To remove excess blanks with F95, first write into a character buffer and then use your own CSV_write program to take out the excess blanks, like this:
write(Buf,'(999(G21.6,:,","))')array or data structure
call CSV_write(unit,Buf)
You can also use
write(Buf,*)array or data structure
call CSV_write(unit,Buf)
where your CSV_write program replaces whitespace with "," in Buf. This is problematic in that it doesn't separate character variables unless there are extra blanks (i.e. 'a ','abc ' is OK).
I thought a full simple example without any other library might help. I assume you are working with matrices, since you want to plot from Excel (in any case it should be easy to extend the example).
tl;dr
Print one row at a time in a loop using the format format(1x, *(g0, ", "))
Full story
The purpose of the code below is to write in CSV format (that you can easily import in Excel) a (3x4) matrix.

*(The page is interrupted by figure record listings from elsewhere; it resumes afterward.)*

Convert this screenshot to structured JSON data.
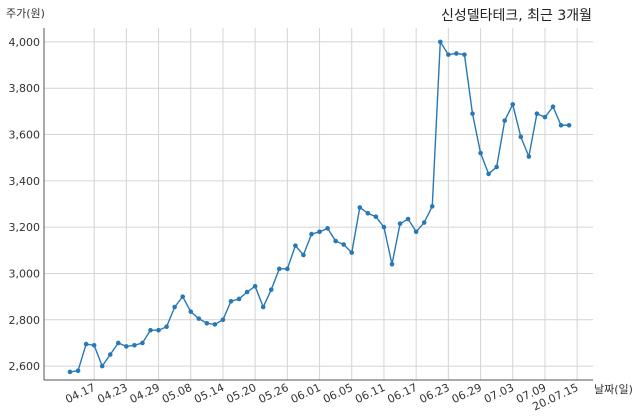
{
  "chart_data": {
    "type": "line",
    "title": "신성델타테크, 최근 3개월",
    "ylabel": "주가(원)",
    "xlabel": "날짜(일)",
    "ylim": [
      2540,
      4060
    ],
    "yticks": [
      2600,
      2800,
      3000,
      3200,
      3400,
      3600,
      3800,
      4000
    ],
    "ytick_labels": [
      "2,600",
      "2,800",
      "3,000",
      "3,200",
      "3,400",
      "3,600",
      "3,800",
      "4,000"
    ],
    "xtick_labels": [
      "04.17",
      "04.23",
      "04.29",
      "05.08",
      "05.14",
      "05.20",
      "05.26",
      "06.01",
      "06.05",
      "06.11",
      "06.17",
      "06.23",
      "06.29",
      "07.03",
      "07.09",
      "20.07.15"
    ],
    "xtick_index": [
      3,
      7,
      11,
      15,
      19,
      23,
      27,
      31,
      35,
      39,
      43,
      47,
      51,
      55,
      59,
      63
    ],
    "grid": true,
    "series": [
      {
        "color": "#2878b5",
        "values": [
          2575,
          2580,
          2695,
          2690,
          2600,
          2650,
          2700,
          2685,
          2690,
          2700,
          2755,
          2755,
          2770,
          2855,
          2900,
          2835,
          2805,
          2785,
          2780,
          2800,
          2880,
          2890,
          2920,
          2945,
          2855,
          2930,
          3020,
          3020,
          3120,
          3080,
          3170,
          3180,
          3195,
          3140,
          3125,
          3090,
          3285,
          3260,
          3245,
          3200,
          3040,
          3215,
          3235,
          3180,
          3220,
          3290,
          4000,
          3945,
          3950,
          3945,
          3690,
          3520,
          3430,
          3460,
          3660,
          3730,
          3590,
          3505,
          3690,
          3675,
          3720,
          3640,
          3640
        ]
      }
    ]
  }
}
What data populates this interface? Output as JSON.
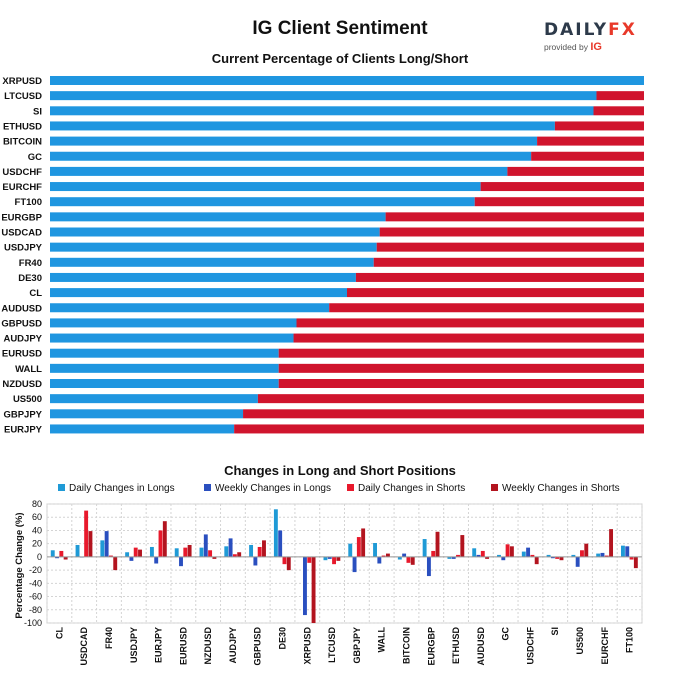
{
  "header": {
    "title": "IG Client Sentiment",
    "logo_word_a": "DAILY",
    "logo_word_b": "FX",
    "logo_sub": "provided by",
    "logo_ig": "IG"
  },
  "colors": {
    "long": "#1f96e0",
    "short": "#d0142d",
    "daily_longs": "#1f9ad6",
    "weekly_longs": "#2a4fbf",
    "daily_shorts": "#e8192c",
    "weekly_shorts": "#b3141f"
  },
  "chart_data": [
    {
      "type": "bar",
      "orientation": "horizontal-stacked",
      "title": "Current Percentage of Clients Long/Short",
      "categories": [
        "XRPUSD",
        "LTCUSD",
        "SI",
        "ETHUSD",
        "BITCOIN",
        "GC",
        "USDCHF",
        "EURCHF",
        "FT100",
        "EURGBP",
        "USDCAD",
        "USDJPY",
        "FR40",
        "DE30",
        "CL",
        "AUDUSD",
        "GBPUSD",
        "AUDJPY",
        "EURUSD",
        "WALL",
        "NZDUSD",
        "US500",
        "GBPJPY",
        "EURJPY"
      ],
      "series": [
        {
          "name": "Long",
          "values": [
            100,
            92,
            91.5,
            85,
            82,
            81,
            77,
            72.5,
            71.5,
            56.5,
            55.5,
            55,
            54.5,
            51.5,
            50,
            47,
            41.5,
            41,
            38.5,
            38.5,
            38.5,
            35,
            32.5,
            31
          ]
        },
        {
          "name": "Short",
          "values": [
            0,
            8,
            8.5,
            15,
            18,
            19,
            23,
            27.5,
            28.5,
            43.5,
            44.5,
            45,
            45.5,
            48.5,
            50,
            53,
            58.5,
            59,
            61.5,
            61.5,
            61.5,
            65,
            67.5,
            69
          ]
        }
      ],
      "xlim": [
        0,
        100
      ]
    },
    {
      "type": "bar",
      "title": "Changes in Long and Short Positions",
      "ylabel": "Percentage Change (%)",
      "ylim": [
        -100,
        80
      ],
      "yticks": [
        80,
        60,
        40,
        20,
        0,
        -20,
        -40,
        -60,
        -80,
        -100
      ],
      "categories": [
        "CL",
        "USDCAD",
        "FR40",
        "USDJPY",
        "EURJPY",
        "EURUSD",
        "NZDUSD",
        "AUDJPY",
        "GBPUSD",
        "DE30",
        "XRPUSD",
        "LTCUSD",
        "GBPJPY",
        "WALL",
        "BITCOIN",
        "EURGBP",
        "ETHUSD",
        "AUDUSD",
        "GC",
        "USDCHF",
        "SI",
        "US500",
        "EURCHF",
        "FT100"
      ],
      "legend_position": "top",
      "series": [
        {
          "name": "Daily Changes in Longs",
          "values": [
            10,
            18,
            25,
            7,
            15,
            13,
            14,
            16,
            18,
            72,
            0,
            -5,
            20,
            21,
            -4,
            27,
            -3,
            13,
            3,
            8,
            3,
            3,
            5,
            17
          ]
        },
        {
          "name": "Weekly Changes in Longs",
          "values": [
            -2,
            -1,
            39,
            -6,
            -10,
            -14,
            34,
            28,
            -13,
            40,
            -88,
            -3,
            -23,
            -10,
            5,
            -29,
            -3,
            3,
            -5,
            14,
            -2,
            -15,
            6,
            16
          ]
        },
        {
          "name": "Daily Changes in Shorts",
          "values": [
            9,
            70,
            2,
            14,
            40,
            14,
            10,
            4,
            15,
            -11,
            -9,
            -11,
            30,
            2,
            -9,
            9,
            3,
            9,
            19,
            3,
            -3,
            10,
            2,
            -4
          ]
        },
        {
          "name": "Weekly Changes in Shorts",
          "values": [
            -4,
            39,
            -20,
            11,
            54,
            18,
            -3,
            7,
            25,
            -20,
            -100,
            -6,
            43,
            5,
            -12,
            38,
            33,
            -3,
            16,
            -11,
            -5,
            20,
            42,
            -17
          ]
        }
      ]
    }
  ]
}
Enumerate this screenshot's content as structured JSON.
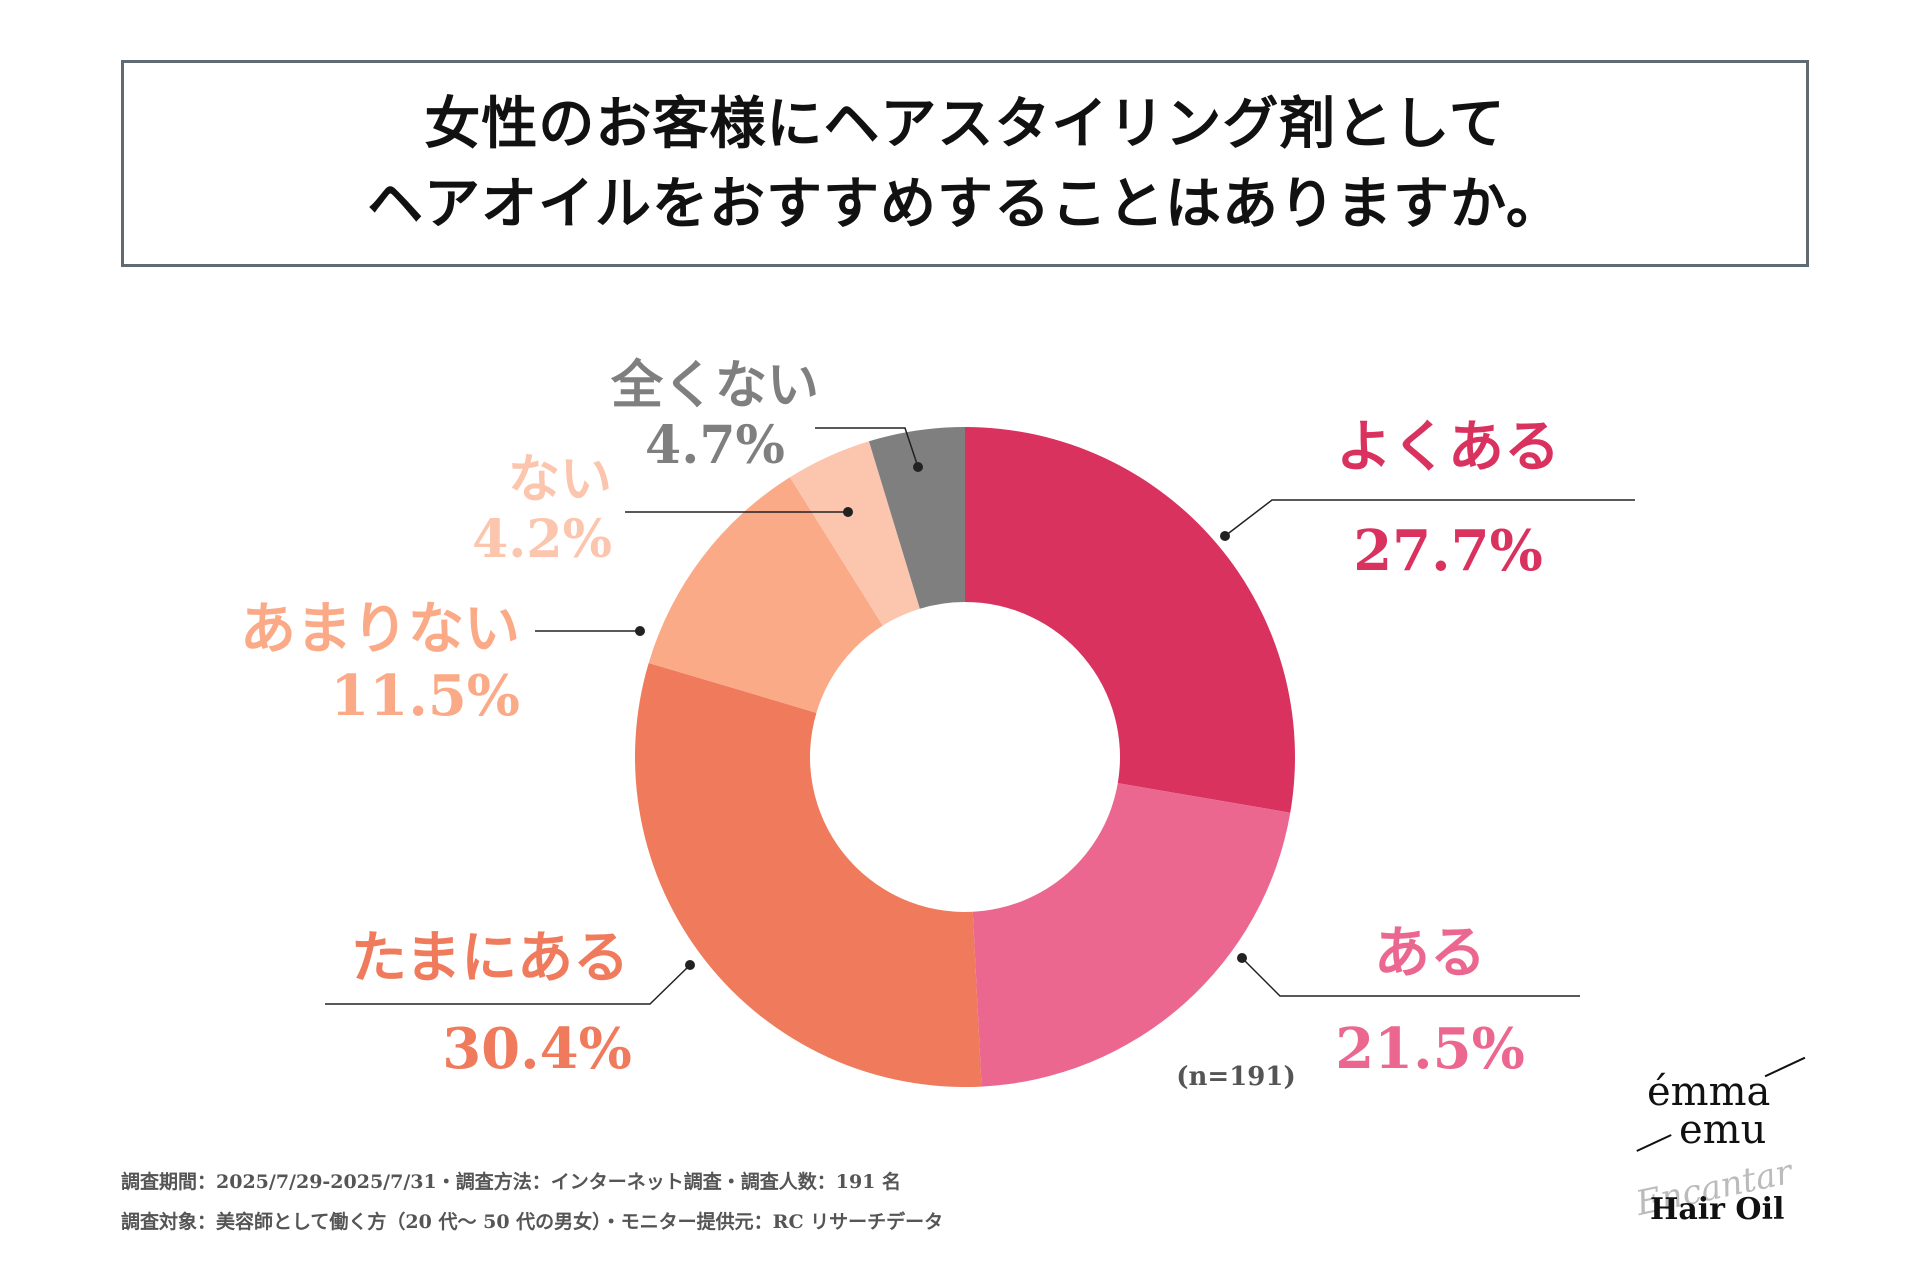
{
  "title": {
    "line1": "女性のお客様にヘアスタイリング剤として",
    "line2": "ヘアオイルをおすすめすることはありますか。"
  },
  "chart_data": {
    "type": "pie",
    "variant": "donut",
    "categories": [
      "よくある",
      "ある",
      "たまにある",
      "あまりない",
      "ない",
      "全くない"
    ],
    "values": [
      27.7,
      21.5,
      30.4,
      11.5,
      4.2,
      4.7
    ],
    "value_labels": [
      "27.7%",
      "21.5%",
      "30.4%",
      "11.5%",
      "4.2%",
      "4.7%"
    ],
    "colors": [
      "#d9325f",
      "#ec6790",
      "#ef7a5c",
      "#fbaa88",
      "#fcc5ae",
      "#7f7f7f"
    ],
    "start": "12 o'clock, clockwise",
    "sample_note": "(n=191)"
  },
  "footnote": {
    "line1": "調査期間：2025/7/29-2025/7/31・調査方法：インターネット調査・調査人数：191 名",
    "line2": "調査対象：美容師として働く方（20 代〜 50 代の男女）・モニター提供元：RC リサーチデータ"
  },
  "logo": {
    "brand_line1": "émma",
    "brand_line2": "emu",
    "script": "Encantar",
    "product": "Hair Oil"
  }
}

The important line is the one labeled 101. It sets the format.
program testcsv
IMPLICIT NONE
INTEGER :: i, nrow
REAL, DIMENSION(3,4) :: matrix
! Create a sample matrix
matrix = RESHAPE(source = (/1,2,3,4,5,6,7,8,9,10,11,12/), &
shape = (/ 3, 4 /))
! Store the number of rows
nrow = SIZE(matrix, 1)
! Formatting for CSV
101 format(1x, *(g0, ", "))
! Open connection (i.e. create file where to write)
OPEN(unit = 10, access = "sequential", action = "write", &
status = "replace", file = "data.csv", form = "formatted")
! Loop across rows
do i=1,3
WRITE(10, 101) matrix(i,:)
end do
! Close connection
CLOSE(10)
end program testcsv
We first create the sample matrix. Then store the number of rows in the variable nrow (this is useful when you are not sure of the matrix's dimension beforehand). Skip a second the format statement. What we do next is to open (create or replace) the CSV file, names data.csv. Then we loop over the rows (do statement) of the matrix to write a row at a time (write statement) in the CSV file; rows will be appended one after another.
In more details how the write statement works is: WRITE(U,FMT) WHAT. We write "what" (the i-th row of the matrix: matrix(i,:)), to connection U (the one we created with the open statement), formatting the WHAT according to FMT.
Note that in the example FMT=101, and 101 is the label of our format statement:
format(1x, *(g0, ", "))
what this does is: "1x" insert a white space at the beginning of the row; the "*" is used for unlimited format repetition, which means that the format in the following parentheses is repeated for all the data left in the object we are printing (i.e. all elements in the matrix's row). Thus, each row number is formatted as: 'g0, ", "'.
g is a general format descriptor that handles floats as well as characters, logicals and integers; the trailing 0 basically means: "use the least amount of space needed to contain the object to be formatted" (avoids unnecessary spaces). Then, after the formatted number, we require the comma plus a space: **", ". This produces our comma-separated values for a row of the matrix (you can use other separators instead of "," if you need). We repeat for every row and that's it.
(The spaces in the format are not really needed, thus one could use format(*(g0,","))
Reference: Metcalf, M., Reid, J., & Cohen, M. (2018). Modern Fortran Explained: Incorporating Fortran 2018. Oxford University Press.
Tens seconds work with a search engine finds me the FLIBS library, which includes a module called csv_file which will write strings, scalars and arrays out is CSV format.